News Release

New study by UGA researcher shows that Salmonella uses hydrogen as an energy source

Peer-Reviewed Publication

University of Georgia

New research, headed by microbiologists from the University of Georgia, show for the first time that Salmonella – a widespread and often deadly bacterial pathogen – use molecular hydrogen to grow and become virulent. The discovery represents a way that diseases caused by Salmonella and other enteric infections could be lessened or even eliminated.

The research, just published in the journal Infection and Immunity, was led by Rob Maier, Georgia Research Alliance Eminent Scholar and Ramsey Professor of Microbiology at UGA. Other authors of the paper from UGA were and researcher Adriana Olczak and research coordinator Susan Maier; and Shilpa Soni and John Gunn from Ohio State University.

"This builds on our earlier findings that major human pathogens are using an unexpected energy source," said Maier. "This new work expands our knowledge that molecular hydrogen is very important in the process of diseases caused by these organisms."

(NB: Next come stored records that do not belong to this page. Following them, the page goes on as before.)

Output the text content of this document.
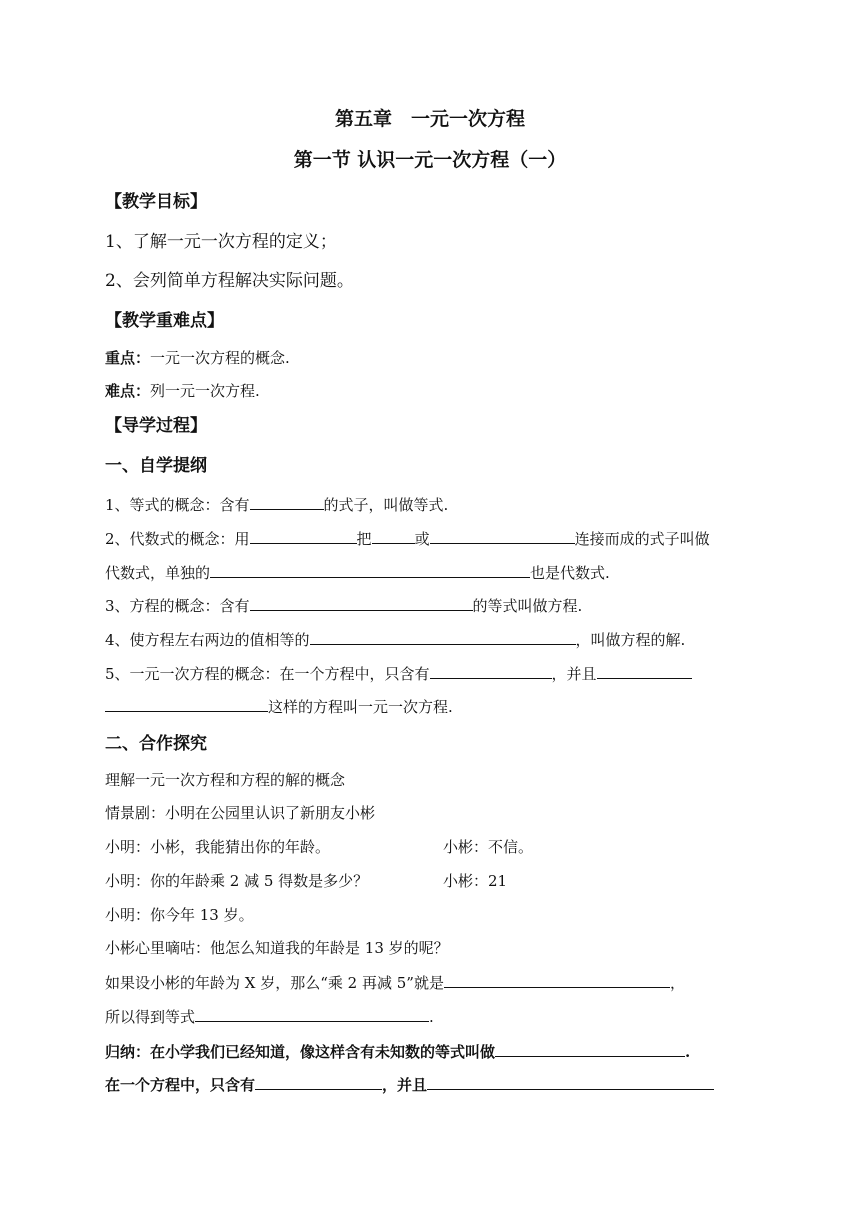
第五章　一元一次方程
第一节 认识一元一次方程（一）
【教学目标】
1、了解一元一次方程的定义；
2、会列简单方程解决实际问题。
【教学重难点】
重点：一元一次方程的概念.
难点：列一元一次方程.
【导学过程】
一、自学提纲
1、等式的概念：含有	的式子，叫做等式.
2、代数式的概念：用	把	或	连接而成的式子叫做
代数式，单独的	也是代数式.
3、方程的概念：含有	的等式叫做方程.
4、使方程左右两边的值相等的	，叫做方程的解.
5、一元一次方程的概念：在一个方程中，只含有	，并且
这样的方程叫一元一次方程.
二、合作探究
理解一元一次方程和方程的解的概念
情景剧：小明在公园里认识了新朋友小彬
小明：小彬，我能猜出你的年龄。	小彬：不信。
小明：你的年龄乘 2 减 5 得数是多少？	小彬：21
小明：你今年 13 岁。
小彬心里嘀咕：他怎么知道我的年龄是 13 岁的呢？
如果设小彬的年龄为 X 岁，那么“乘 2 再减 5”就是	，
所以得到等式	.
归纳：在小学我们已经知道，像这样含有未知数的等式叫做	.
在一个方程中，只含有	，并且
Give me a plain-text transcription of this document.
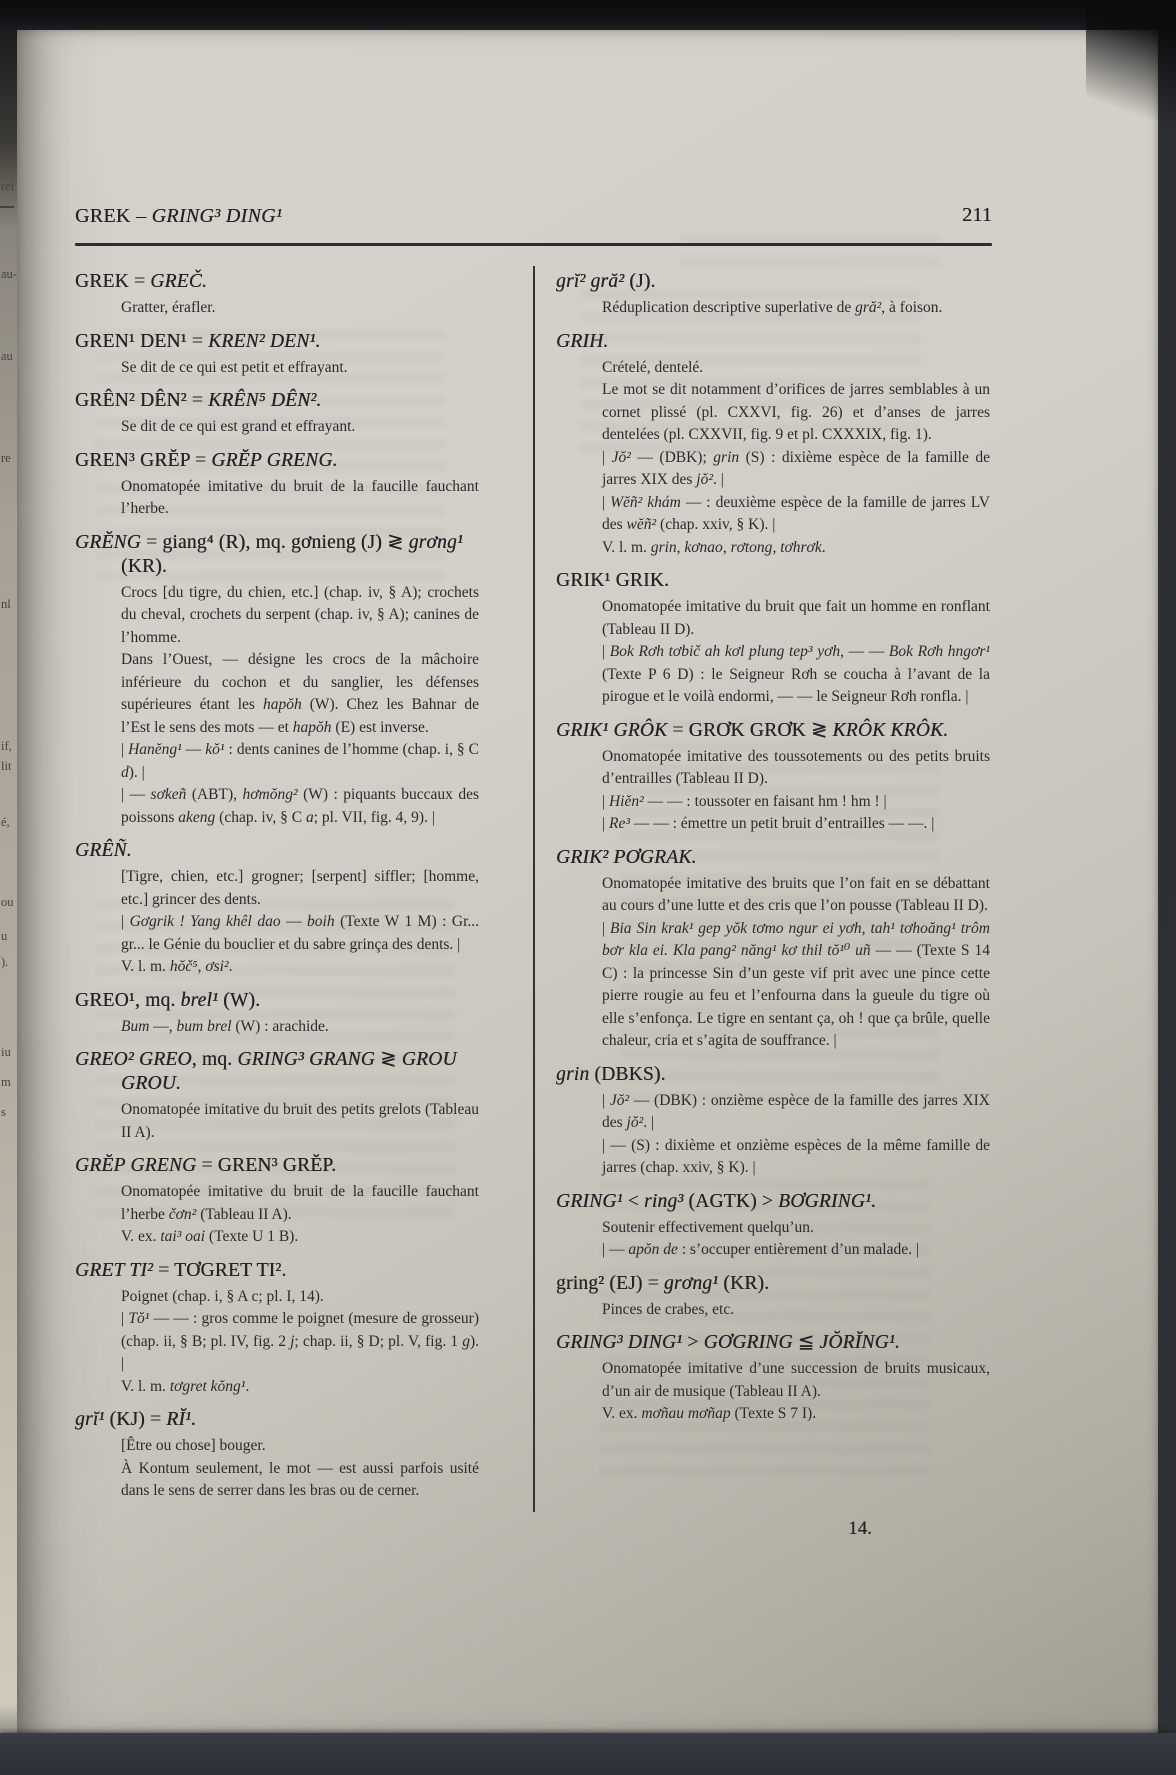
GREK – GRING³ DING¹	211
GREK = GREČ.
Gratter, érafler.
GREN¹ DEN¹ = KREN² DEN¹.
Se dit de ce qui est petit et effrayant.
GRÊN² DÊN² = KRÊN⁵ DÊN².
Se dit de ce qui est grand et effrayant.
GREN³ GRĔP = GRĔP GRENG.
Onomatopée imitative du bruit de la faucille fauchant l’herbe.
GRĔNG = giang⁴ (R), mq. gơnieng (J) ≷ grơng¹ (KR).
Crocs [du tigre, du chien, etc.] (chap. iv, § A); crochets du cheval, crochets du serpent (chap. iv, § A); canines de l’homme.
Dans l’Ouest, — désigne les crocs de la mâchoire inférieure du cochon et du sanglier, les défenses supérieures étant les hapŏh (W). Chez les Bahnar de l’Est le sens des mots — et hapŏh (E) est inverse.
| Hanĕng¹ — kŏ¹ : dents canines de l’homme (chap. i, § C d). |
| — sơkeñ (ABT), hơmŏng² (W) : piquants buccaux des poissons akeng (chap. iv, § C a; pl. VII, fig. 4, 9). |
GRÊÑ.
[Tigre, chien, etc.] grogner; [serpent] siffler; [homme, etc.] grincer des dents.
| Gơgrik ! Yang khêl dao — boih (Texte W 1 M) : Gr... gr... le Génie du bouclier et du sabre grinça des dents. |
V. l. m. hŏč⁵, ơsi².
GREO¹, mq. brel¹ (W).
Bum —, bum brel (W) : arachide.
GREO² GREO, mq. GRING³ GRANG ≷ GROU GROU.
Onomatopée imitative du bruit des petits grelots (Tableau II A).
GRĔP GRENG = GREN³ GRĔP.
Onomatopée imitative du bruit de la faucille fauchant l’herbe čơn² (Tableau II A).
V. ex. tai³ oai (Texte U 1 B).
GRET TI² = TƠGRET TI².
Poignet (chap. i, § A c; pl. I, 14).
| Tŏ¹ — — : gros comme le poignet (mesure de grosseur) (chap. ii, § B; pl. IV, fig. 2 j; chap. ii, § D; pl. V, fig. 1 g). |
V. l. m. tơgret kŏng¹.
grĭ¹ (KJ) = RĬ¹.
[Être ou chose] bouger.
À Kontum seulement, le mot — est aussi parfois usité dans le sens de serrer dans les bras ou de cerner.
grĭ² gră² (J).
Réduplication descriptive superlative de gră², à foison.
GRIH.
Crételé, dentelé.
Le mot se dit notamment d’orifices de jarres semblables à un cornet plissé (pl. CXXVI, fig. 26) et d’anses de jarres dentelées (pl. CXXVII, fig. 9 et pl. CXXXIX, fig. 1).
| Jŏ² — (DBK); grin (S) : dixième espèce de la famille de jarres XIX des jŏ². |
| Wĕñ² khám — : deuxième espèce de la famille de jarres LV des wĕñ² (chap. xxiv, § K). |
V. l. m. grin, kơnao, rơtong, tơhrơk.
GRIK¹ GRIK.
Onomatopée imitative du bruit que fait un homme en ronflant (Tableau II D).
| Bok Rơh tơbič ah kơl plung tep³ yơh, — — Bok Rơh hngơr¹ (Texte P 6 D) : le Seigneur Rơh se coucha à l’avant de la pirogue et le voilà endormi, — — le Seigneur Rơh ronfla. |
GRIK¹ GRÔK = GRƠK GRƠK ≷ KRÔK KRÔK.
Onomatopée imitative des toussotements ou des petits bruits d’entrailles (Tableau II D).
| Hiĕn² — — : toussoter en faisant hm ! hm ! |
| Re³ — — : émettre un petit bruit d’entrailles — —. |
GRIK² PƠGRAK.
Onomatopée imitative des bruits que l’on fait en se débattant au cours d’une lutte et des cris que l’on pousse (Tableau II D).
| Bia Sin krak¹ gep yŏk tơmo ngur ei yơh, tah¹ tơhoăng¹ trôm bơr kla ei. Kla pang² năng¹ kơ thil tŏ¹⁰ uñ — — (Texte S 14 C) : la princesse Sin d’un geste vif prit avec une pince cette pierre rougie au feu et l’enfourna dans la gueule du tigre où elle s’enfonça. Le tigre en sentant ça, oh ! que ça brûle, quelle chaleur, cria et s’agita de souffrance. |
grin (DBKS).
| Jŏ² — (DBK) : onzième espèce de la famille des jarres XIX des jŏ². |
| — (S) : dixième et onzième espèces de la même famille de jarres (chap. xxiv, § K). |
GRING¹ < ring³ (AGTK) > BƠGRING¹.
Soutenir effectivement quelqu’un.
| — apŏn de : s’occuper entièrement d’un malade. |
gring² (EJ) = grơng¹ (KR).
Pinces de crabes, etc.
GRING³ DING¹ > GƠGRING ≦ JŎRĬNG¹.
Onomatopée imitative d’une succession de bruits musicaux, d’un air de musique (Tableau II A).
V. ex. mơñau mơñap (Texte S 7 I).
14.
rei
au-
au
re
nl
if,
lit
é,
ou
u
).
iu
m
s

Such enteric pathogens as Salmonella are responsible for an estimated 2 million deaths a year and cause millions more cases of diarrheal illnesses, even in developed countries. Maier was the first to discover that hydrogen is not lost from the body as a waste product, as researchers previously thought, but remains at substantial levels and is an energy source for pathogenic bacteria. This knowledge that human pathogens can grow on hydrogen while residing in an animal may have profound implications for the treatment of some diseases.

In 2002, Maier published in the journal Science evidence that the gastric bacterium Helicobacter pylori, which gives rise to peptic ulcers, gastritis and some kinds of gastric cancers, needs hydrogen as an energy source. The new research extends those earlier findings to Salmonella.

The work has been possible because of the increasing number of entire genomes that are being sequenced for everything from bacteria to humans. Knowing the exact position of individual genes on the entire genome allows scientists a much richer understanding of how disease processes work than ever before.

"From the gene sequence we found that Salmonella was predicted to have three distinct membrane-associated enzymes that split molecular hydrogen using a unique metal center, which is composed of nickel, iron, cyanide and carbon monoxide," said Maier. "Humans don't make this kind of metal cluster in cells, and so it's an excellent target for therapeutic intervention. Also, making nickel unavailable to the cells by use of metal sequestering agents would be expected to stop the hydrogen using reactions required for growth of the bacterium."

The new research showed that each of the three membrane-associated, hydrogen-utilizing enzymes in Salmonella is coupled to a respiratory pathway that uses oxygen as the terminal electron acceptor. This permits growth of the pathogen.

Maier believed that these enzymes might enable bacteria to glean energy from the splitting of molecular hydrogen. Because the high-energy gas produced by the reactions of normal flora bacteria in the intestinal tract is freely diffusible, it can be measured within tissues colonized by pathogens. So, using mice as a model system, Maier and his colleagues were able to find that, indeed, Salmonella use molecular hydrogen as an energy source to grow and cause disease.

It should be noted that the team studied a type of Salmonella enterica called Typhimurium, a common food-poisoning bacterium closely related to a different strain of Salmonella that causes typhoid fever.